NEW YORK (GenomeWeb) – In a study appearing online yesterday in PLOS One, Chinese researchers reported that they have tracked down dozens of microRNAs that appear to be differentially expressed in penile cancer tumors.
The team identified hundreds of known miRNAs in its RNA sequencing analyses of matched tumor and normal samples from 10 men with penile cancer. Comparisons between each tumor-normal pair — coupled with quantitative real-time PCR validation on a subset of miRNAs — pointed to 56 miRNAs with higher- or lower-than-usual levels in the penile tumors.
The apparently misregulated miRNAs roughly overlapped with those described in studies of prostate, testis, bladder, and other genitourinary cancers, the researchers noted. In particular, the penile cancers tended to involve miRNA alterations expected to shift the regulation of genes in pathways related to cell proliferation, genomic stability, cell connections, and other processes believed to boost cancer development and advancement.
Consequently, the study's authors argued that their miRNA findings "provide a valuable research resource to further elucidate the regulatory roles of miRNAs in penile tumorigenesis and progression," and may facilitate the development of novel diagnostic biomarkers and effective therapeutic strategies for penile cancer.

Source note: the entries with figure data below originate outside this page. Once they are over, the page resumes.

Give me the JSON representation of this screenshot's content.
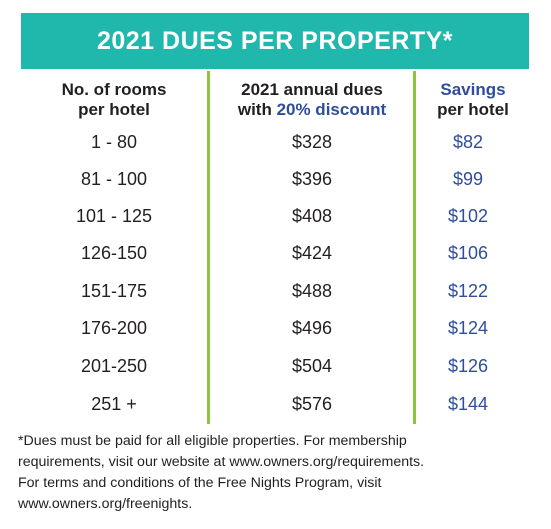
{
  "title": "2021 DUES PER PROPERTY*",
  "headers": {
    "col1_line1": "No. of rooms",
    "col1_line2": "per hotel",
    "col2_line1": "2021 annual dues",
    "col2_line2_prefix": "with ",
    "col2_line2_highlight": "20% discount",
    "col3_line1": "Savings",
    "col3_line2": "per hotel"
  },
  "rows": [
    {
      "rooms": "1 - 80",
      "dues": "$328",
      "savings": "$82"
    },
    {
      "rooms": "81 - 100",
      "dues": "$396",
      "savings": "$99"
    },
    {
      "rooms": "101 - 125",
      "dues": "$408",
      "savings": "$102"
    },
    {
      "rooms": "126-150",
      "dues": "$424",
      "savings": "$106"
    },
    {
      "rooms": "151-175",
      "dues": "$488",
      "savings": "$122"
    },
    {
      "rooms": "176-200",
      "dues": "$496",
      "savings": "$124"
    },
    {
      "rooms": "201-250",
      "dues": "$504",
      "savings": "$126"
    },
    {
      "rooms": "251 +",
      "dues": "$576",
      "savings": "$144"
    }
  ],
  "footnote": [
    "*Dues must be paid for all eligible properties. For membership",
    "requirements, visit our website at www.owners.org/requirements.",
    "For terms and conditions of the Free Nights Program, visit",
    "www.owners.org/freenights."
  ],
  "colors": {
    "banner": "#20b7ad",
    "divider": "#8cc63f",
    "accent_blue": "#2e4d9c"
  }
}
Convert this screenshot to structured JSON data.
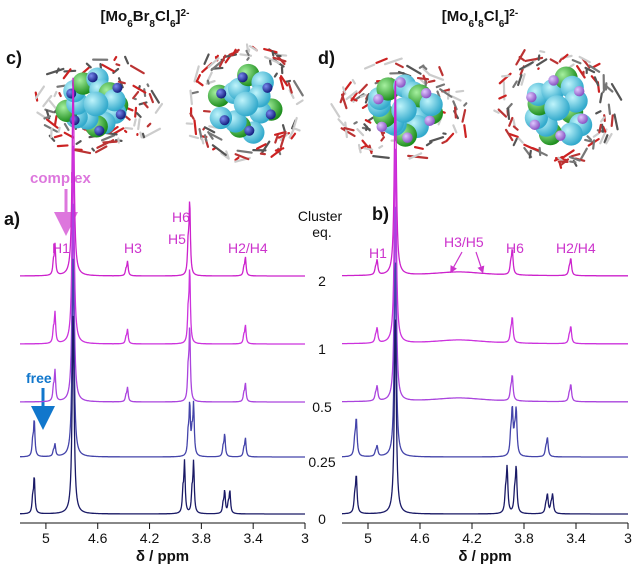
{
  "formulas": {
    "left": {
      "p1": "[Mo",
      "s1": "6",
      "p2": "Br",
      "s2": "8",
      "p3": "Cl",
      "s3": "6",
      "p4": "]",
      "sup": "2-"
    },
    "right": {
      "p1": "[Mo",
      "s1": "6",
      "p2": "I",
      "s2": "8",
      "p3": "Cl",
      "s3": "6",
      "p4": "]",
      "sup": "2-"
    }
  },
  "panel_labels": {
    "a": "a)",
    "b": "b)",
    "c": "c)",
    "d": "d)"
  },
  "annotations": {
    "complex": "complex",
    "free": "free"
  },
  "peaks_a": {
    "h1": "H1",
    "h3": "H3",
    "h6": "H6",
    "h5": "H5",
    "h2h4": "H2/H4"
  },
  "peaks_b": {
    "h1": "H1",
    "h3h5": "H3/H5",
    "h6": "H6",
    "h2h4": "H2/H4"
  },
  "cluster_header": {
    "line1": "Cluster",
    "line2": "eq."
  },
  "cluster_eq": [
    "2",
    "1",
    "0.5",
    "0.25",
    "0"
  ],
  "axis": {
    "ticks": [
      "5",
      "4.6",
      "4.2",
      "3.8",
      "3.4",
      "3"
    ],
    "xlabel": "δ / ppm"
  },
  "colors": {
    "traces": [
      "#cc22cc",
      "#cc33dd",
      "#aa44dd",
      "#4444aa",
      "#1a1a66"
    ],
    "label_magenta": "#cc33cc",
    "arrow_complex": "#dd77dd",
    "arrow_free": "#1177cc",
    "atom_cyan": "#55ccdd",
    "atom_green": "#33bb33",
    "atom_blue": "#2233aa",
    "atom_purple": "#9966cc"
  },
  "chart_data": [
    {
      "type": "line",
      "panel": "a",
      "xlabel": "δ / ppm",
      "xlim": [
        5.2,
        3.0
      ],
      "x_reversed": true,
      "series": [
        {
          "name": "2",
          "peaks_ppm": [
            4.93,
            4.79,
            4.37,
            3.89,
            3.46
          ]
        },
        {
          "name": "1",
          "peaks_ppm": [
            4.93,
            4.79,
            4.37,
            3.89,
            3.46
          ]
        },
        {
          "name": "0.5",
          "peaks_ppm": [
            4.93,
            4.79,
            4.37,
            3.89,
            3.46
          ]
        },
        {
          "name": "0.25",
          "peaks_ppm": [
            5.09,
            4.93,
            4.79,
            3.89,
            3.86,
            3.62,
            3.46
          ]
        },
        {
          "name": "0",
          "peaks_ppm": [
            5.09,
            4.79,
            3.93,
            3.86,
            3.62,
            3.58
          ]
        }
      ]
    },
    {
      "type": "line",
      "panel": "b",
      "xlabel": "δ / ppm",
      "xlim": [
        5.2,
        3.0
      ],
      "x_reversed": true,
      "series": [
        {
          "name": "2",
          "peaks_ppm": [
            4.93,
            4.79,
            3.89,
            3.44
          ]
        },
        {
          "name": "1",
          "peaks_ppm": [
            4.93,
            4.79,
            3.89,
            3.44
          ]
        },
        {
          "name": "0.5",
          "peaks_ppm": [
            4.93,
            4.79,
            3.89,
            3.44
          ]
        },
        {
          "name": "0.25",
          "peaks_ppm": [
            5.09,
            4.93,
            4.79,
            3.89,
            3.86,
            3.62
          ]
        },
        {
          "name": "0",
          "peaks_ppm": [
            5.09,
            4.79,
            3.93,
            3.86,
            3.62,
            3.58
          ]
        }
      ]
    }
  ]
}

Perhaps due to their rarity, penile cancers remain poorly characterized molecularly, the researchers noted, and show disproportionately high rates of mortality and morbidity. The disease has been linked to glitches in pathways containing TP53, CDKN2A, and a few other genes, though environmental factors such as smoking, human papillomavirus infection, and chronic inflammation have also been implicated in penile cancer risk.

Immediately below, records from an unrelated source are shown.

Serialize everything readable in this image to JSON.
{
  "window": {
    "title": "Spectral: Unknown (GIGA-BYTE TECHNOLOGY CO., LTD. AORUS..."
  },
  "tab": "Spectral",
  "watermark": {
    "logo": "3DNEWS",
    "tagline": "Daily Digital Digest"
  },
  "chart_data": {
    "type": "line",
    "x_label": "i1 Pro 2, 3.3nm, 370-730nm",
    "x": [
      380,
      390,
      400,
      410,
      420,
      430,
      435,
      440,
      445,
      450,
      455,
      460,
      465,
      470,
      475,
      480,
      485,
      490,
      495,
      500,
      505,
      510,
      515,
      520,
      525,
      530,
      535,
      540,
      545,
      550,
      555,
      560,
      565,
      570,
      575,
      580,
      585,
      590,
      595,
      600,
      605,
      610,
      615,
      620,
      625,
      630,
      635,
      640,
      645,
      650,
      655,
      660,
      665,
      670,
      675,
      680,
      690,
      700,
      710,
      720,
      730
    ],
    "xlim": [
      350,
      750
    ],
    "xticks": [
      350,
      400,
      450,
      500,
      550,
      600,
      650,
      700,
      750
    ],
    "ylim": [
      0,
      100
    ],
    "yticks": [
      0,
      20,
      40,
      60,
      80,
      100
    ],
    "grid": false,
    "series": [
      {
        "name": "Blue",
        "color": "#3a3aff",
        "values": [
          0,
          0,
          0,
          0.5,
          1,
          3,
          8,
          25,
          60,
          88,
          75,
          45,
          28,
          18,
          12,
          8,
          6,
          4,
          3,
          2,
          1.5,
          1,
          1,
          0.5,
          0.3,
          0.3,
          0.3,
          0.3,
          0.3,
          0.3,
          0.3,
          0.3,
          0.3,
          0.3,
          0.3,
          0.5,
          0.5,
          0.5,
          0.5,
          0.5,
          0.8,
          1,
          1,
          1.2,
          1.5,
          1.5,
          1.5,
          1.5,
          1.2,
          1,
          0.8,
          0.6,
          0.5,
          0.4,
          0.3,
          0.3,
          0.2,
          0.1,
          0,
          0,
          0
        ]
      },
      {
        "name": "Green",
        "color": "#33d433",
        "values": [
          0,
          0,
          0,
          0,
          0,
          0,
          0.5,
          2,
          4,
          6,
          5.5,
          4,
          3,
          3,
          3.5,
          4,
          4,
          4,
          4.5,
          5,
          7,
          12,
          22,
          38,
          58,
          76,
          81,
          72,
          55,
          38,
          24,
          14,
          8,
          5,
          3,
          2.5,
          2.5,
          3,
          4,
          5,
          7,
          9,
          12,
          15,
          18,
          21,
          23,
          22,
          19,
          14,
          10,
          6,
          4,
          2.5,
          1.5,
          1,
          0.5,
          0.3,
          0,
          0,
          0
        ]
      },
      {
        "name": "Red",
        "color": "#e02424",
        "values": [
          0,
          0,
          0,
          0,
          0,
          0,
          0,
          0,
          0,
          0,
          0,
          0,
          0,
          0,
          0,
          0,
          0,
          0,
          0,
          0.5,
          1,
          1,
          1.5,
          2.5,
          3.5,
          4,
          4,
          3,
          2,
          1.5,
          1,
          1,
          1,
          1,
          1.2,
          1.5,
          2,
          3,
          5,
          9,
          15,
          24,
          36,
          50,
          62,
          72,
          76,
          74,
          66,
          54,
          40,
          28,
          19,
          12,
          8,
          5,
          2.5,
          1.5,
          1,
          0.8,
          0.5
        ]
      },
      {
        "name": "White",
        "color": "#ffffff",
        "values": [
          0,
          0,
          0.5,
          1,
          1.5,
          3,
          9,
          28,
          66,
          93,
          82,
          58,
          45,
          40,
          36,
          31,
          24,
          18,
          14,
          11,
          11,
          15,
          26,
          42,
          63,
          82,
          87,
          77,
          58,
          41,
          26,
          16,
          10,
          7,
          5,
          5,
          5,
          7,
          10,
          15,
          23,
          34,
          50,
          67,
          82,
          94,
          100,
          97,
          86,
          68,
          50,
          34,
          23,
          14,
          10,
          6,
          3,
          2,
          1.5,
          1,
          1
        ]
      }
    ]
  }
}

"[W]e aimed at filling the gap in information regarding the miRNA profile in human penile cancer," the team explained, "and evaluated a possible correlation between differentiated miRNA expression levels with tumorigenesis and progression."
To that end, the researchers got BGI-Shenzhen to do Illumina HiSeq 2000 sequencing on pooled small RNA libraries from fresh-frozen penile cancer samples and matched normal penile tissue, representing 10 men with penile squamous cell carcinoma who were treated at the First Affiliated Hospital of Anhui Medical University between 2013 and 2015.

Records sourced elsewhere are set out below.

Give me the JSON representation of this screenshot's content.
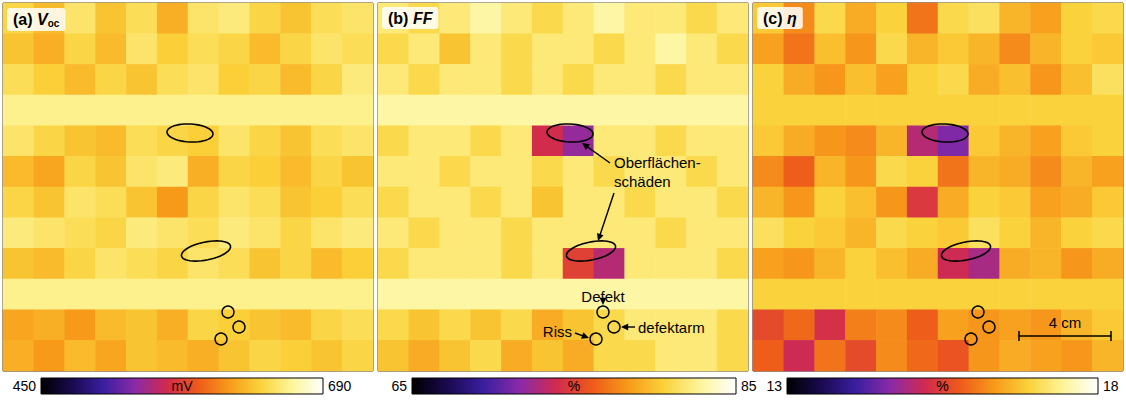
{
  "chart_data": [
    {
      "type": "heatmap",
      "panel": "(a)",
      "quantity": "V",
      "quantity_subscript": "oc",
      "tick_labels": false,
      "colorbar": {
        "range": [
          450,
          690
        ],
        "ticks": [
          450,
          690
        ],
        "unit": "mV"
      },
      "cells": [
        [
          640,
          625,
          650,
          630,
          645,
          620,
          650,
          655,
          640,
          630,
          645,
          650
        ],
        [
          630,
          620,
          640,
          625,
          650,
          635,
          645,
          640,
          625,
          640,
          650,
          645
        ],
        [
          645,
          635,
          625,
          640,
          630,
          645,
          650,
          635,
          640,
          625,
          640,
          655
        ],
        [
          660,
          660,
          660,
          660,
          660,
          660,
          660,
          660,
          660,
          660,
          660,
          660
        ],
        [
          650,
          640,
          630,
          625,
          645,
          640,
          635,
          650,
          640,
          630,
          645,
          650
        ],
        [
          625,
          615,
          640,
          630,
          650,
          655,
          620,
          640,
          635,
          625,
          640,
          630
        ],
        [
          640,
          630,
          650,
          645,
          630,
          610,
          640,
          650,
          645,
          630,
          635,
          645
        ],
        [
          655,
          650,
          645,
          640,
          655,
          650,
          645,
          655,
          650,
          640,
          650,
          655
        ],
        [
          630,
          625,
          640,
          650,
          645,
          640,
          650,
          645,
          630,
          640,
          625,
          635
        ],
        [
          660,
          660,
          660,
          660,
          660,
          660,
          660,
          660,
          660,
          660,
          660,
          660
        ],
        [
          615,
          620,
          610,
          625,
          630,
          620,
          640,
          635,
          630,
          625,
          640,
          645
        ],
        [
          620,
          610,
          625,
          615,
          630,
          625,
          620,
          630,
          640,
          635,
          630,
          640
        ]
      ]
    },
    {
      "type": "heatmap",
      "panel": "(b)",
      "quantity": "FF",
      "tick_labels": false,
      "colorbar": {
        "range": [
          65,
          85
        ],
        "ticks": [
          65,
          85
        ],
        "unit": "%"
      },
      "annotations": {
        "surface": "Oberflächen-schäden",
        "defect": "Defekt",
        "crack": "Riss",
        "low_defect": "defektarm"
      },
      "cells": [
        [
          82,
          81,
          82,
          83,
          82,
          81,
          82,
          83,
          82,
          82,
          81,
          82
        ],
        [
          81,
          82,
          80,
          82,
          81,
          82,
          82,
          81,
          82,
          83,
          82,
          81
        ],
        [
          82,
          81,
          82,
          82,
          81,
          82,
          81,
          82,
          82,
          81,
          82,
          82
        ],
        [
          83,
          83,
          83,
          83,
          83,
          83,
          83,
          83,
          83,
          83,
          83,
          83
        ],
        [
          81,
          82,
          82,
          81,
          82,
          74,
          72,
          82,
          82,
          81,
          82,
          82
        ],
        [
          82,
          82,
          81,
          82,
          82,
          81,
          82,
          81,
          82,
          82,
          81,
          82
        ],
        [
          81,
          82,
          82,
          81,
          82,
          80,
          82,
          82,
          81,
          82,
          82,
          81
        ],
        [
          82,
          81,
          82,
          82,
          81,
          82,
          82,
          82,
          82,
          81,
          82,
          82
        ],
        [
          81,
          82,
          82,
          82,
          81,
          82,
          75,
          73,
          82,
          82,
          82,
          81
        ],
        [
          83,
          83,
          83,
          83,
          83,
          83,
          83,
          83,
          83,
          83,
          83,
          83
        ],
        [
          81,
          80,
          81,
          80,
          81,
          79,
          80,
          81,
          82,
          82,
          82,
          81
        ],
        [
          80,
          79,
          80,
          81,
          79,
          80,
          79,
          81,
          81,
          82,
          82,
          81
        ]
      ]
    },
    {
      "type": "heatmap",
      "panel": "(c)",
      "quantity": "η",
      "tick_labels": false,
      "colorbar": {
        "range": [
          13,
          18
        ],
        "ticks": [
          13,
          18
        ],
        "unit": "%"
      },
      "scale_bar": "4 cm",
      "cells": [
        [
          16.8,
          16.2,
          17.0,
          16.5,
          16.9,
          16.0,
          17.0,
          17.1,
          16.6,
          16.4,
          16.9,
          17.0
        ],
        [
          16.4,
          16.0,
          16.7,
          16.3,
          17.0,
          16.6,
          16.8,
          16.6,
          16.2,
          16.6,
          16.9,
          16.8
        ],
        [
          16.9,
          16.5,
          16.3,
          16.7,
          16.4,
          16.9,
          17.0,
          16.5,
          16.7,
          16.3,
          16.7,
          17.1
        ],
        [
          16.9,
          16.9,
          16.9,
          16.9,
          16.9,
          16.9,
          16.9,
          16.9,
          16.9,
          16.9,
          16.9,
          16.9
        ],
        [
          16.8,
          16.5,
          16.3,
          16.2,
          16.6,
          15.0,
          14.6,
          16.8,
          16.6,
          16.4,
          16.8,
          16.9
        ],
        [
          16.2,
          15.8,
          16.6,
          16.3,
          17.0,
          16.9,
          16.0,
          16.6,
          16.5,
          16.2,
          16.6,
          16.4
        ],
        [
          16.6,
          16.3,
          16.9,
          16.7,
          16.3,
          15.4,
          16.5,
          16.9,
          16.8,
          16.4,
          16.5,
          16.8
        ],
        [
          17.1,
          16.9,
          16.8,
          16.6,
          17.0,
          16.9,
          16.8,
          17.1,
          16.9,
          16.6,
          16.9,
          17.0
        ],
        [
          16.4,
          16.3,
          16.6,
          16.9,
          16.7,
          16.5,
          15.2,
          14.9,
          16.5,
          16.6,
          16.3,
          16.5
        ],
        [
          16.9,
          16.9,
          16.9,
          16.9,
          16.9,
          16.9,
          16.9,
          16.9,
          16.9,
          16.9,
          16.9,
          16.9
        ],
        [
          15.6,
          15.9,
          15.3,
          16.1,
          16.2,
          15.8,
          16.4,
          16.3,
          16.4,
          16.3,
          16.6,
          16.8
        ],
        [
          15.8,
          15.2,
          16.0,
          15.6,
          16.2,
          15.9,
          15.7,
          16.3,
          16.5,
          16.4,
          16.3,
          16.6
        ]
      ]
    }
  ]
}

When the team scrutinized the resulting reads, focusing on small RNAs spanning 18 to 32 nucleotides apiece, it detected 806 miRNAs in the pooled penile cancer sequence data and 751 miRNAs in matched normal reads. It also picked up reads corresponding to hundreds of new miRNA candidates, including predicted Piwi-interacting RNAs, messenger RNAs, ribosomal RNAs, and other small RNA entities.
The researchers initially highlighted almost 100 miRNAs with apparent expression differences in the normal and cancerous tissues, whittling this set of differentially expressed miRNAs down to 56 following quality control steps.
Among the 26 miRNAs with jacked up expression in the tumors and the 30 miRNAs found at lower-than-usual levels in penile cancer, the team saw an over-representation of miRNAs suspected of targeting genes in pathways involved with cell-cell junction formation, cell growth, shape, and proliferation, angiogenesis, apoptosis, kinase signaling, and more.
"Several differentially expressed miRNAs potentially target networks of genes and signaling pathways probably … involved in the malignant transformation of normal penis to [penile cancer]," the study's authors concluded, arguing that the current results should serve as a resource to inform future studies of penile cancer formation, progression, diagnosis, and treatment.